NÃO tenha medo de se separar se o relacionamento colaborativo não estiver funcionando, ou dê por certo quando estiver.

Os arquitetos em movimento.

Os arquitetos em movimento.

Carlisle Norton compartilha que ela teve que recusar trabalhar com certos colaboradores novamente, e realmente parecia ser o melhor. “Se as coisas realmente não parecem certas, as pessoas entendem”, ela compartilha.
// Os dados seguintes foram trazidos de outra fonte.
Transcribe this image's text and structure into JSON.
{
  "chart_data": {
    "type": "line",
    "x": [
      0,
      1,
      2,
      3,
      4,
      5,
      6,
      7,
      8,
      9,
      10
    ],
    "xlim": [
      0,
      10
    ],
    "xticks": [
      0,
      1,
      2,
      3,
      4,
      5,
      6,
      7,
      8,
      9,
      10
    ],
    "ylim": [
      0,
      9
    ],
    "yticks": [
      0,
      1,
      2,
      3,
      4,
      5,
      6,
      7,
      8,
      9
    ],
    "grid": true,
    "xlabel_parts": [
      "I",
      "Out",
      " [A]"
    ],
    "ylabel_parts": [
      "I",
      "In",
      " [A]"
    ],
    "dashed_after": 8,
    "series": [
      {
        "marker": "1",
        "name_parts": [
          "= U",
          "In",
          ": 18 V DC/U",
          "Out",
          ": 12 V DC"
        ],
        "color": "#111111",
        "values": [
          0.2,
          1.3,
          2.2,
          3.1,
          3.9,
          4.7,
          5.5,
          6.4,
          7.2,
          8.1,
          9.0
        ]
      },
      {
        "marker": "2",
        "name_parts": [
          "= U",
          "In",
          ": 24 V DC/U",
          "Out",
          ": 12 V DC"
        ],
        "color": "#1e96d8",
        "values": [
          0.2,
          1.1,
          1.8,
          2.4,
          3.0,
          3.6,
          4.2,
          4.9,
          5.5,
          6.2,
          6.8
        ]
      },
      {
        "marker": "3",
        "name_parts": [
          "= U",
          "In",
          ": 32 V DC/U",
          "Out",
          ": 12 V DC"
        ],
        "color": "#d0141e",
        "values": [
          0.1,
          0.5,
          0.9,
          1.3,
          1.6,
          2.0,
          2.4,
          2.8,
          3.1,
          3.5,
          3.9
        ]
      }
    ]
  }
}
Do outro lado desse espectro, faça o que puder para apoiar e nutrir os colaboradores com quem você trabalha bem, porque eles não são tão abundantes, afirma Carlisle Norton.

Ela dá um exemplo de como a artista visual com quem colabora, Gwen Charles, a desafia a pensar “fora da caixa” - maior, mais ousada e mais ousada. Sua relação de trabalho é tal que eles valorizam o que o outro faz. Se a colaboração deve ser central para a maioria dos processos criativos, parece que devemos procurar torná-la o mais suave, agradável e frutífero possível. A arte e os artistas só podem se beneficiar com isso.

Por Kathryn Boland de Dance informa.